Emiliano Mouzo A CORUÑA

A CORUÑA

Culleredo Los vecinos ven en el núcleo un «foco conflictivo» El Ayuntamiento solicitó ayuda a la Xunta para erradicar varios asentamientos

06 mar 2006 . Actualizado a las 06:00 h.

Las investigaciones de la Guardia Civil sobre las causas que provocaron el incendio, en la madrugada del domingo, en la casa de O Souto, en Culleredo, en el cual falleció Francisco Montoya, marcarán el futuro de las actuaciones sobre el inmueble. Una vez que finalicen las pesquisas, los técnicos informarán al juez que instruye el caso, que a su vez se pondrá en contacto con el propietario de la vivienda o con el Ayuntamiento para que adopte las medidas oportunas. «Vergonzoso» Debido al mal estado en el que quedó la estructura de la casa, todo apunta a que el edificio deberá ser derruido, aseguraron especialistas en la materia. Además, tanto los vecinos de Vilaboa como varios concejales de la oposición manifestaron su malestar por la «deplorable y vergonzosa» situación en que se encuentra el pequeño núcleo de casas, entre las que está la afectada, así como las fincas colindantes.

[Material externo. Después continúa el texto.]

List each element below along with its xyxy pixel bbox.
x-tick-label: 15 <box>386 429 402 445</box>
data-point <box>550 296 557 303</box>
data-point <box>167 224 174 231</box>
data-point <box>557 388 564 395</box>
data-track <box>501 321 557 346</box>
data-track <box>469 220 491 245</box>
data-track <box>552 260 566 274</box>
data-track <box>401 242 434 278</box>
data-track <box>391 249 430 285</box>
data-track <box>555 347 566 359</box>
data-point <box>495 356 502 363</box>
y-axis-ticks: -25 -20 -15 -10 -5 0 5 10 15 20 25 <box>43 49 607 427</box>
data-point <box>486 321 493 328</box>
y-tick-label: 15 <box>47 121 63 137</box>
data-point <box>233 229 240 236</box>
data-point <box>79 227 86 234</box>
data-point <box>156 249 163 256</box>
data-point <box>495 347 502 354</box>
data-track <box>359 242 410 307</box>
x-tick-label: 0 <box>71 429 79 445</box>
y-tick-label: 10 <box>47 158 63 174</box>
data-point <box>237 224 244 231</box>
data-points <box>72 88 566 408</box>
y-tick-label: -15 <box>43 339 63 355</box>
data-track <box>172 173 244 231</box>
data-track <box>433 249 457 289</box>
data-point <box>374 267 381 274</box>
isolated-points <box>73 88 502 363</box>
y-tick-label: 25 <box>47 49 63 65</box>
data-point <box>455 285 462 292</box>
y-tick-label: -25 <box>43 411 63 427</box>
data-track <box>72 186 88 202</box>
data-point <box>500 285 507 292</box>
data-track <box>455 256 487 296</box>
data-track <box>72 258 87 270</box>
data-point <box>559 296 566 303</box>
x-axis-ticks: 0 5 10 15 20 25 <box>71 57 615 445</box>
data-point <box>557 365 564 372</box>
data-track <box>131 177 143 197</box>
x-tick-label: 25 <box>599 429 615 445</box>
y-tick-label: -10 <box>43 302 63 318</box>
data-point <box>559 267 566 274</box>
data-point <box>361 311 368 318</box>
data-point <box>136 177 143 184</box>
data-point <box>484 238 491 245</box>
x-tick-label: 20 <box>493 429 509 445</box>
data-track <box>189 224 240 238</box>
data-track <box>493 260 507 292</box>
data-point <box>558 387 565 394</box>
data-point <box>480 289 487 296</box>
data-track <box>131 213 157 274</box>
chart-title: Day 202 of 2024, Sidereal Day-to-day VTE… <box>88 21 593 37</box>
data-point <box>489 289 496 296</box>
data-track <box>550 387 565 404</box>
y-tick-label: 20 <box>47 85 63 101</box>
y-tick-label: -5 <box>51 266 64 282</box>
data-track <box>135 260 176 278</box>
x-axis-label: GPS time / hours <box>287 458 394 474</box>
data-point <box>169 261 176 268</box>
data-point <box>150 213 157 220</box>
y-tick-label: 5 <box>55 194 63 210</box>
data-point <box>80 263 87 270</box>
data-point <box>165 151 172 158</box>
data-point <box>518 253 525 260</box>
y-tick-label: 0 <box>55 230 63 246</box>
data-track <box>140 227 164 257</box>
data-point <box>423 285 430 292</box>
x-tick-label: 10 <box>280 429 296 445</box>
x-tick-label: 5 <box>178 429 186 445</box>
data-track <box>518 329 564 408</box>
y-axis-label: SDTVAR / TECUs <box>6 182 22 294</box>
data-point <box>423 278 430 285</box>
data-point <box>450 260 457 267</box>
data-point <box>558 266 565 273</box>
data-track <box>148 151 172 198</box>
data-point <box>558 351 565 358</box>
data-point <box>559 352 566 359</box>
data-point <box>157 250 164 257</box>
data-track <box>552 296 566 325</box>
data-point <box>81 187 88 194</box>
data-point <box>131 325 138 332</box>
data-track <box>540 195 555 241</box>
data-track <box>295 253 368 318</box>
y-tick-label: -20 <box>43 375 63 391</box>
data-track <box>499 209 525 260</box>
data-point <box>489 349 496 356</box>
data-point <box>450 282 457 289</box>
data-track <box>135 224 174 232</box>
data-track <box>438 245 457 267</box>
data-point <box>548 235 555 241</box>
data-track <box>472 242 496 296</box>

El alcalde cullerdense, Julio Sacristán, cree infundadas las críticas y recuerda a la oposición que «ese inmueble es una propiedad privada, por lo que el Concello no pudo hacer otra cosa que pedirle a sus dueños, que viven en Madrid, que cerraran la casa para evitar que entrara gente en la misma». En cuanto a la familia que ocupó la casa, Sacristán destaca el esfuerzo que se hizo con los niños desde el Concello, que «siempre fueron atendidos y puestos al abrigo de la Xunta». La oposición, en cambio, cree que el estado de la zona es de total abandono «e invita a que otras personas con distintas y peligrosas intenciones que la desafortunada familia Montoya ocupen las viviendas». Por esta razón, no dudaron en solicitar «de forma urgente» la rápida actuación del gobierno municipal para «buscar las soluciones pertinentes y erradicar ese peligroso y céntrico foco de infección y conflicto». Desean que no tenga que ocurrir «otra desgracia». Francisco Montoya Romero, de 52 años, fue enterrado a las 13.15 horas de ayer en el cementerio de Feáns. Al sepelio acudieron numerosos familiares, así como varios vecinos de Vilaboa que conocían a la víctima. Montoya era muy apreciado por las personas de la zona.